Petugas yang bertanggung jawab atas individu yang terdaftar memeriksa kertas itu lagi.
“Ketemu. Associate Professor, Dr. Nissara dari Institution of Bio-anthropology.” Petugas itu melihat nama Bua di samping nama penasihat.
“Ya, dia penasihat saya. Dr. Nissara saat ini sedang mengadakan seminar di Panama. Dia meminta saya untuk datang menggantikannya.”
“Baiklah, silakan tanda tangani nama Anda di sini. Kami akan mengambilkan kartu identitas Anda.” Ia memberi tahu dengan nada datar. “Beri tahu saya jika ada masalah atau peralatan tambahan yang Anda perlukan, Dr. Busaya.”
Petugas koordinator menyerahkan dokumen yang mengharuskan tanda tangannya.
“Ini.” Dokter muda itu mengembalikan kertas itu.
“Terima kasih telah membantu kami,” kata petugas wanita itu. “Silahkan, pusat administrasi dan tenda kerja Anda ada di sebelah sini. Sore harinya, petugas akan mengantar Anda ke akomodasi yang sedang kami persiapkan untuk Anda. Mungkin pemberitahuannya agak mendadak malam ini.”
“Tidak apa-apa.”
Busaya berjalan menuju pintu masuk lokasi kejadian. Sudah sekitar dua puluh jam berlalu sejak sebuah pesawat penumpang kecil jatuh di persawahan, provinsi bagian tengah negara itu. Awalnya, kelima belas penumpang termasuk pilot dan awak pesawat diduga tewas. Namun, pencarian korban selamat terus dilakukan.
Wanita itu melihat anjing penyelamat dengan bersemangat berputar-putar di sekitar lokasi. Petugas pemadam kebakaran dengan seragam oranye neon memposisikan diri mereka untuk berjaga-jaga jika kebakaran terjadi lagi. Sekitar empat jam sebelumnya, Bua menerima telepon dari penasihatnya, Associate Professor, Dr. Nissara, untuk segera tiba di lokasi kejadian guna membantu polisi mengidentifikasi individu.

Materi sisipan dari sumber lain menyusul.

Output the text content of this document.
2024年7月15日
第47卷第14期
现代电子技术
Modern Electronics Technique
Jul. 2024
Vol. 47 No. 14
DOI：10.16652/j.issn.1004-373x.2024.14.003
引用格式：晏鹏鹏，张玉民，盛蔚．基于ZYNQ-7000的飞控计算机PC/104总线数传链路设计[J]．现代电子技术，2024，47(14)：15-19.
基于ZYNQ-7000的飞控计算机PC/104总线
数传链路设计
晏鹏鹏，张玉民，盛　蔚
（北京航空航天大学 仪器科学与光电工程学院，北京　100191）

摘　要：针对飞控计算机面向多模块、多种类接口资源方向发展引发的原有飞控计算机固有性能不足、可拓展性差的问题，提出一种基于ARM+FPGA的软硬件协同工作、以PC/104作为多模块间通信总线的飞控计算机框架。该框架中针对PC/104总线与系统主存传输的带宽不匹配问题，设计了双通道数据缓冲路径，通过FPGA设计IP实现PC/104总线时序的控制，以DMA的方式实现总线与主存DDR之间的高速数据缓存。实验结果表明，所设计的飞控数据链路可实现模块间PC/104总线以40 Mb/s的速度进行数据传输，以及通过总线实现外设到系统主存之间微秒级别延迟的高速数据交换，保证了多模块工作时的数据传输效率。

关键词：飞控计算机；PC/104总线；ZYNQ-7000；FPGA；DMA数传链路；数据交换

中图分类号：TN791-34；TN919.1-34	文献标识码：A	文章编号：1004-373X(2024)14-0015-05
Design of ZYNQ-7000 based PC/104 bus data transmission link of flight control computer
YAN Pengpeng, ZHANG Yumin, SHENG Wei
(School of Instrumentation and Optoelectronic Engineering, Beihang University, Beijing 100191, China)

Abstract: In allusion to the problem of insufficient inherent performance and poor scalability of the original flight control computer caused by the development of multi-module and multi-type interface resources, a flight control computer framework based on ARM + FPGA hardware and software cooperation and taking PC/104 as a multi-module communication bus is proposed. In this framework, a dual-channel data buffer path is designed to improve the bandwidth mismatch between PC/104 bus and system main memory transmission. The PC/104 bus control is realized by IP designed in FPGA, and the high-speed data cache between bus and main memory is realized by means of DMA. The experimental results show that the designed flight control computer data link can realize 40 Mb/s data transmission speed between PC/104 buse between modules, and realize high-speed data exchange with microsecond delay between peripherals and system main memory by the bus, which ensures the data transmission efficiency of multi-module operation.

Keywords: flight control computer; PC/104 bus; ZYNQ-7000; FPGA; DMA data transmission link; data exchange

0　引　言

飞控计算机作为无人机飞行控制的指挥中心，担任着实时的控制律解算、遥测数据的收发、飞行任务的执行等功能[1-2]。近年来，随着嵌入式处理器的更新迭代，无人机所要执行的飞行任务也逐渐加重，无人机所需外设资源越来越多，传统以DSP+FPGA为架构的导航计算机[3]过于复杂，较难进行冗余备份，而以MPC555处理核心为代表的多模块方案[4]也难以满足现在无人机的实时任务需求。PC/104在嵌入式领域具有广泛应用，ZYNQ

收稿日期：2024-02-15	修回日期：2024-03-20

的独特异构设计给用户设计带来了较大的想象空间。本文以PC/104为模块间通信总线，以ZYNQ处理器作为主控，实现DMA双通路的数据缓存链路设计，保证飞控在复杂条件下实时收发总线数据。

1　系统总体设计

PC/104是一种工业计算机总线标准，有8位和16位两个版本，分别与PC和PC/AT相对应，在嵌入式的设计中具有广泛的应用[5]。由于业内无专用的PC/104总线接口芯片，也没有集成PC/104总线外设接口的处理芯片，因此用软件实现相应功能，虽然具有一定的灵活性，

Verifikasi atau identifikasi identitas seseorang merupakan salah satu pekerjaan di bidang Antropologi. Yakni, pekerjaan di bidang Antropologi Forensik yang biasanya dilakukan oleh seorang ahli forensik atau ahli verifikasi identitas.
Studi antropologi ini meneliti sejarah manusia dari zaman prasejarah, termasuk nenek moyang kita atau kerabat dekat seperti primata, mamalia dan mungkin hewan lain untuk mempelajari urutan evolusi.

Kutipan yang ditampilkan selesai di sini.